The move comes after Morocco’s market watchdog for grains revised grain subsidies for imported wheat in a bid to incentivize wheat importers to turn to cost-efficient grain suppliers.
In June, ONICL released a circular providing that the subsidy program will support importers monthly covering the difference between the cost of wheat and the reference import price of MAD 270 (US$27) per quintal.
According to the circular, between July 1 and September 30, 2023, subsidies will be granted to facilitate the import of considerate quantities of milling wheat, which can reach up to 2.5 million metric tons.

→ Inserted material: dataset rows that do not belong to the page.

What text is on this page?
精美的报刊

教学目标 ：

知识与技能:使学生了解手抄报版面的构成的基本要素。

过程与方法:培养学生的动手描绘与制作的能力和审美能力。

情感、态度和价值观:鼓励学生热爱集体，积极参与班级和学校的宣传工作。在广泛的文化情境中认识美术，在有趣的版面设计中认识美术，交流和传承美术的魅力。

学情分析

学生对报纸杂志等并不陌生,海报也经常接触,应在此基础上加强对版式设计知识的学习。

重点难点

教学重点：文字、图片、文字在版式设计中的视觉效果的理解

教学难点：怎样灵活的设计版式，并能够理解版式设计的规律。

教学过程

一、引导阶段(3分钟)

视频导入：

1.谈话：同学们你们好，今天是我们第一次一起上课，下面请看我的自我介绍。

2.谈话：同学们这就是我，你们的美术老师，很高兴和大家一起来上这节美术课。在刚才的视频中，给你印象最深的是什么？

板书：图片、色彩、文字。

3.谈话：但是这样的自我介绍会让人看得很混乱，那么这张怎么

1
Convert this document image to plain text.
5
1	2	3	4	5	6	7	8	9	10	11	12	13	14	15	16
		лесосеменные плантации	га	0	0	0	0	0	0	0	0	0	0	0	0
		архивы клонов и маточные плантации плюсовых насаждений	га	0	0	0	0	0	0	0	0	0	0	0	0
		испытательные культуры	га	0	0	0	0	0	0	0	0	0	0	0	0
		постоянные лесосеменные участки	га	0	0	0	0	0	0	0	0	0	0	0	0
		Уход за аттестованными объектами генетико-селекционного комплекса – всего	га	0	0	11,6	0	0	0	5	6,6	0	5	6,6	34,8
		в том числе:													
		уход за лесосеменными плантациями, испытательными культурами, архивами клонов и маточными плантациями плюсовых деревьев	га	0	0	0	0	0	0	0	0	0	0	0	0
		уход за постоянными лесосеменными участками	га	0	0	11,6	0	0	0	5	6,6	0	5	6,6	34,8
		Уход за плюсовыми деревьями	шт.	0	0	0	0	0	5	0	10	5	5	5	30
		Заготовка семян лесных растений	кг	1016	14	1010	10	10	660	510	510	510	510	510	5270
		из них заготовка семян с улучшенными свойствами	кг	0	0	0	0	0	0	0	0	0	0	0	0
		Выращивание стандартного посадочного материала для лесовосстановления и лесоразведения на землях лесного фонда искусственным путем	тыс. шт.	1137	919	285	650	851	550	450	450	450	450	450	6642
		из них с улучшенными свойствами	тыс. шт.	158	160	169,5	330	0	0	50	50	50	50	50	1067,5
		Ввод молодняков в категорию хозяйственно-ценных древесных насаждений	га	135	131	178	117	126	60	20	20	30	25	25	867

For wheat traders, the move was an attempt to facilitate imports of cheaper Black Sea grain, though nearer western European suppliers led by France have a shipping advantage.
Some pointed out that Western European suppliers, notably France, have a geographical advantage in terms of proximity, which could, however, influence their choices.
The policy change came as Morocco is recovering from last year’s severe drought which directly affected agricultural production.
In the 2022-2023 agricultural season, Morocco announced a cereal production of 55.1 million quintals – which was a significant increase of 61.8% compared to the previous season.
To address the situation, Morocco set raft measures expected to provide a much-needed boost to Morocco’s agricultural industry, safeguarding food security and strengthening the economy.
In addition, the country announced changes to its wheat import subsidies to encourage companies to bring more wheat pouches from other markets.
Recently, the National Federation of Mills President, Moulay Abdelkader Alaoui said that the reopening of doors for imports from Russia will contribute to boosting Morocco’s position as diversifying its sources in terms of wheat imports.
In September, Russian ambassador to Morocco Vladimir Baibakov stressed that Russia is ready to supply the North African country with wheat at reasonable prices.
Baibakov stressed that the two countries “buy goods that are most demanded on their markets from each other.”